Я не могла «вспомнить» больную Анну, в те минуты я даже не могла себе ее представить. Я знала, что она скрывается в каком-то флигеле моего дома, она ждет, когда же ее снова призовут нажатием на потайную кнопку, когда ей будет можно к нам прийти — не более того. Молчали мы очень долго. Мне было интересно: когда мы наконец заговорим, кем будут эти двое? Я думала, что если б в этой комнате шла запись на магнитофонную пленку всех наших бесконечных разговоров, которые нередко продолжались по нескольку часов подряд, всех разговоров, битв, споров и болезни, то это оказалось бы записью сотен голосов разных людей, разбросанных по всему свету, людей кричащих, говорящих, плачущих, скорбящих, вопрошающих.
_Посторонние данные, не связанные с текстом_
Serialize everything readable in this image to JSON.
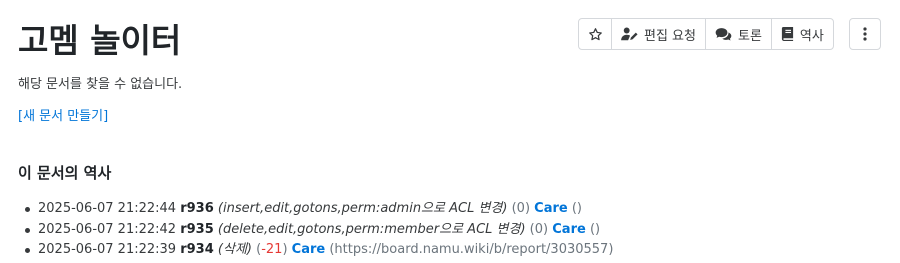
{
  "page": {
    "title": "고멤 놀이터",
    "notice": "해당 문서를 찾을 수 없습니다.",
    "create_link": "[새 문서 만들기]",
    "history_heading": "이 문서의 역사"
  },
  "toolbar": {
    "star_icon": "star-outline",
    "edit_request_label": "편집 요청",
    "edit_request_icon": "user-pen",
    "discuss_label": "토론",
    "discuss_icon": "comments",
    "history_label": "역사",
    "history_icon": "book",
    "more_icon": "vertical-ellipsis"
  },
  "history": [
    {
      "timestamp": "2025-06-07 21:22:44",
      "revision": "r936",
      "summary": "(insert,edit,gotons,perm:admin으로 ACL 변경)",
      "diff_open": "(",
      "diff": "0",
      "diff_close": ")",
      "user": "Care",
      "reason": "()"
    },
    {
      "timestamp": "2025-06-07 21:22:42",
      "revision": "r935",
      "summary": "(delete,edit,gotons,perm:member으로 ACL 변경)",
      "diff_open": "(",
      "diff": "0",
      "diff_close": ")",
      "user": "Care",
      "reason": "()"
    },
    {
      "timestamp": "2025-06-07 21:22:39",
      "revision": "r934",
      "summary": "(삭제)",
      "diff_open": "(",
      "diff": "-21",
      "diff_close": ")",
      "user": "Care",
      "reason": "(https://board.namu.wiki/b/report/3030557)"
    }
  ],
  "colors": {
    "link": "#0275d8",
    "negative_diff": "#e53935",
    "border": "#d5d8dc"
  }
}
Я размышляла, кто же начнет кричать из меня, когда я заговорю, а, между тем, я уже говорила:

— Я тут подумала.

Это уже превратилось у нас в шутку, мы сразу же смеемся, стоит одному из нас сказать: «Я тут подумала» или «Я тут подумал». Он рассмеялся и сказал:

— Итак, ты тут подумала.

— Если человека может захватить личность, чужая, не его, то почему все люди — я говорю о широких массах — не могут оказаться захваченными чуждыми им личностями?

Он лежал, шевеля губами в ритме звучавшего джаза, перебирая струны воображаемой гитары. Он не ответил, только состроил гримасу, говорившую: я тебя слушаю внимательно.
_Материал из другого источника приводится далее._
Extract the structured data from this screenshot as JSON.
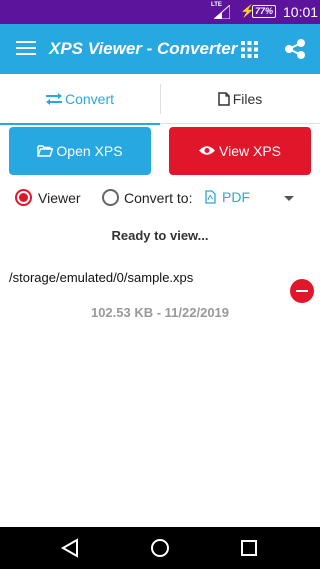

— Дело в том, товарищ… — я остановилась, услышав, как я произнесла это слово, именно так, как все мы его теперь произносим — с ироничной ностальгией. Я подумала, что эта ирония — сестра родная глумливому голосу киномеханика, одно из проявлений неверия и разрушения.

Откладывая в сторону свою воображаемую гитару, Савл сказал:

— Что же, товарищ, если вы говорите, что массы, как гриппом, заражаются чужими чувствами, тогда, товарищ, я в восторге от ваших слов, потому что вы, невзирая ни на что, крепко придерживаетесь своих социалистических взглядов.

Слова «товарищ» и «массы» были произнесены им иронично, потом к этому добавилась немалая доля горечи:

— Итак, все, что нам, товарищ, надо сделать, так это все обустроить так, чтоб массы, подобно множеству пустых контейнеров, наполнились добрыми полезными чистыми светлыми мирными чувствами, подобно нам, товарищ, с вами.

В этой маленькой речи он глубоко зашел в воды иронии, его голос еще не совсем стал голосом киномеханика, но к тому все шло.

Я обронила:

— Такого рода вещи обычно говорю я, я выдаю подобные пародии, ты же обычно к этому не склонен.

— По мере протекания распада во мне стопроцентного революционера, я замечаю, что я начинаю впадать в те состояния, которые мне ненавистны. Все потому, что я никогда не готовил себя к зрелости. Всю свою жизнь, до недавних пор, я подготавливал себя к моменту, когда мне скажут: «бери ружье»; или — «руководи колхозом»; или — «организуй пикет». Я всегда считал, что едва ли доживу до тридцати.

— Все молодые люди думают, что к тридцати годам они уже умрут. Компромисс старения для них невыносим. И кто я такая, чтобы позволить себе утверждать, что они в этом неправы?

— Я не все люди. Я — Савл Грин. Немудрено, что мне пришлось уехать из Америки. Там не осталось никого, кто говорил бы на одном языке со мной. Что случилось со всеми этими людьми — когда-то я знал многих, очень многих. И каждый из нас собирался изменить мир. Теперь я езжу по стране, ищу старых друзей, они теперь женаты, процветают, и — ведут наедине с собою пьяные задушевные беседы, потому что американские ценности смердят.